La digitalización no solo facilita el pago, sino que permite a los negocios analizar en tiempo real su mix de ventas, identificar productos de mayor margen y adaptar la oferta a las nuevas tendencias de consumo. Esta profesionalización contribuye a consolidar el specialty coffee como un modelo de negocio más estructurado y orientado a datos. El specialty coffee evoluciona hacia un modelo donde el producto es solo parte de propuesta.
En Nucha Coffee Art (Madrid), el café se integra en una experiencia basada en la comunidad y creatividad. "El café dejó de ser algo automático.

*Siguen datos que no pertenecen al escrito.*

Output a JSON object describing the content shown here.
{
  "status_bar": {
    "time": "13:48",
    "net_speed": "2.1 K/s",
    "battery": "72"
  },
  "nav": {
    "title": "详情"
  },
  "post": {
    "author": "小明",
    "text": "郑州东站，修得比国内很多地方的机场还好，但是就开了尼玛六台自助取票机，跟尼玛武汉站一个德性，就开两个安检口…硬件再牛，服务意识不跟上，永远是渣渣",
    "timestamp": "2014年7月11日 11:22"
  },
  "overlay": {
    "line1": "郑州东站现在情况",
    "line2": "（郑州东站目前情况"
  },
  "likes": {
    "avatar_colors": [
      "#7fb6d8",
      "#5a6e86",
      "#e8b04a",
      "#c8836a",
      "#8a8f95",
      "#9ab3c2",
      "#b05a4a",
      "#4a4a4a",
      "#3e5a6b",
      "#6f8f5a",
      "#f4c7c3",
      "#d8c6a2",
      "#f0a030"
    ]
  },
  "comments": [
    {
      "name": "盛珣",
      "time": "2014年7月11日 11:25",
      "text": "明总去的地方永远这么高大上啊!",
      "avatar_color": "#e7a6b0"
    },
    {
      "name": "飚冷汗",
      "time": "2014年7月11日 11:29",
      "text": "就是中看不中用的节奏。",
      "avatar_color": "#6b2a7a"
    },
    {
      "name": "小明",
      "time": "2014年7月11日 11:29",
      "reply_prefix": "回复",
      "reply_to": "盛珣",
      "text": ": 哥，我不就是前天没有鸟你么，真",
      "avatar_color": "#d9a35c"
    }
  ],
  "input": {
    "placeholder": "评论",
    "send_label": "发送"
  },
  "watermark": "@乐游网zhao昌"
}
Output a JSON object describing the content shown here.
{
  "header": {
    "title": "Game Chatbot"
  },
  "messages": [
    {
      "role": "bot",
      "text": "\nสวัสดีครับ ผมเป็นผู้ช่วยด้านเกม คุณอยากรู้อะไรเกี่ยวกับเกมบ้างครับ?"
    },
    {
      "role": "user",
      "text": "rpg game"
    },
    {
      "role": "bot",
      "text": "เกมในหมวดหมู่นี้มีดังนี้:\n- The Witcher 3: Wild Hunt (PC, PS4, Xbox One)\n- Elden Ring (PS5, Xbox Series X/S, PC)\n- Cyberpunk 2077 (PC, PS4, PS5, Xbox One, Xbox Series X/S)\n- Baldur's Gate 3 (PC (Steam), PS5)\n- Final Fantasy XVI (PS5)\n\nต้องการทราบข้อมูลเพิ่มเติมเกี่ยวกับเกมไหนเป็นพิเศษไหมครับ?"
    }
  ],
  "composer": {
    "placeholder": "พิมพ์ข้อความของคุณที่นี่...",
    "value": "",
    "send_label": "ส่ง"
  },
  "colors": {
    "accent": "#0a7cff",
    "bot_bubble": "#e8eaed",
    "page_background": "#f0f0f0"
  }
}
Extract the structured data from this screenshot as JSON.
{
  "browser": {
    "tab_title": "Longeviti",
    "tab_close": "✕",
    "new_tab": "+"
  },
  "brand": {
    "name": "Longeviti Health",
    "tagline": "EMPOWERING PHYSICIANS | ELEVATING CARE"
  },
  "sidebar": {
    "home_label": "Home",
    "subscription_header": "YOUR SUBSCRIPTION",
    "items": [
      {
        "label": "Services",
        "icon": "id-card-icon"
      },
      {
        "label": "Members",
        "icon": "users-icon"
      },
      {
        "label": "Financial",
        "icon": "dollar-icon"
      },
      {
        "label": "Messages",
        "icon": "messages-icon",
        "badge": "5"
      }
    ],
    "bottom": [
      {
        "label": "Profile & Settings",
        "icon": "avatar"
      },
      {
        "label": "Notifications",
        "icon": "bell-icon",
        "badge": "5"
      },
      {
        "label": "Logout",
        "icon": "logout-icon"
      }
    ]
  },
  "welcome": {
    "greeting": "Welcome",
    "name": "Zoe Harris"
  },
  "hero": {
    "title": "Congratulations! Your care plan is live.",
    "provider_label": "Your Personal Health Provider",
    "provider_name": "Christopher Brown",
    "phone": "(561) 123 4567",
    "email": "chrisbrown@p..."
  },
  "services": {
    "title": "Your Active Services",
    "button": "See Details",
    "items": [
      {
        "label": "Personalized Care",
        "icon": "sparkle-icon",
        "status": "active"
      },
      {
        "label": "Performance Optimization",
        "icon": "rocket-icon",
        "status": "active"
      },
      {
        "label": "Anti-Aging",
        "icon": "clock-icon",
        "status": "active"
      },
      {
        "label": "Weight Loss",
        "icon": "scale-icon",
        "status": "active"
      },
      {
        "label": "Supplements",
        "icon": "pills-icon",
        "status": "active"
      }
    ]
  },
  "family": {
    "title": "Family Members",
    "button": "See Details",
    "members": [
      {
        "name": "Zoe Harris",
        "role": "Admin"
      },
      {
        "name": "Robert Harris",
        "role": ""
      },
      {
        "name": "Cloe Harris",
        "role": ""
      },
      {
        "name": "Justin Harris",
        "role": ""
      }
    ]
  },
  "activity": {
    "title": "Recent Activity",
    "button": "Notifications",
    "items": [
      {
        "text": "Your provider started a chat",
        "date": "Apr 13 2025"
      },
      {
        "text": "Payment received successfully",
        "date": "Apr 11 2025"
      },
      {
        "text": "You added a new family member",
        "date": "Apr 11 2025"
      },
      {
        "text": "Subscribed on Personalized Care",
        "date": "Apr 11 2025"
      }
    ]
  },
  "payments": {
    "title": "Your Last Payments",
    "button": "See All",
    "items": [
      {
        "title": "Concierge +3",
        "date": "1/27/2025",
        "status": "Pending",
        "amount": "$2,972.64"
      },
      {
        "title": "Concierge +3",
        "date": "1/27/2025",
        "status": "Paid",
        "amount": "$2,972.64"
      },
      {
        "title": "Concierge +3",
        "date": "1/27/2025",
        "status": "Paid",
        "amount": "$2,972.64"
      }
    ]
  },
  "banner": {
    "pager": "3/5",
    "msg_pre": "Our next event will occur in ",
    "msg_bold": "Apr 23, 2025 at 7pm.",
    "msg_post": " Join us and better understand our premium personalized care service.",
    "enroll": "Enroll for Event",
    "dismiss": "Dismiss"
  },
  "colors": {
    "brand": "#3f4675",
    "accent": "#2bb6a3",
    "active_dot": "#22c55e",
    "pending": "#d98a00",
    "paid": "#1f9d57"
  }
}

Antes era rutina; ahora es un momento elegido", explica la alcaldesa Julieta Fatigati. El cliente acude como parte de un plan: permanecer más tiempo, compartir y elegir con mayor intención lo que consume. Desde Nucha destacan tres pilares: coherencia, constancia y comunidad. "El café trae a la gente una vez; el vínculo la hace volver". Talleres y encuentros refuerzan este vínculo y posicionan la cafetería como espacio híbrido.
Un lujo asequible
En paralelo, la consolidación del teletrabajo y los modelos híbridos está transformando el papel de la cafetería en el entorno urbano. Cada vez más consumidores utilizan espacios como extensión temporal de la oficina: reuniones informales, trabajo individual con portátil o encuentros profesionales en un entorno más relajado que el corporativo. El café deja entonces de ser únicamente una pausa y refuerza la cafetería como espacio híbrido donde pasan cosas más allá de la taza. Durante la mañana predominan perfiles vinculados al trabajo, mientras que por la tarde el local se convierte en espacio de ocio tranquilo y encuentros sociales. El denominador común es el aumento del tiempo de permanencia. La visita ya no es transaccional, sino productiva, experiencial y más recurrente, reforzando el posicionamiento de la cafetería como espacio funcional además de social.
En un entorno de contención del gasto, el café de especialidad se posiciona como pequeño lujo asequible. Su bajo tique unitario y alta rotación lo convierten en un consumo recurrente incluso en contextos económicos complejos. El café deja de ser de consumo rápido para convertirse en ritual urbano intergeneracional muy provechoso para los negocios. Lejos de una saturación, el mercado se afina. "No lo vemos saturado, sino evolucionando hacia propuestas con personalidad", señalan desde Nucha Coffee.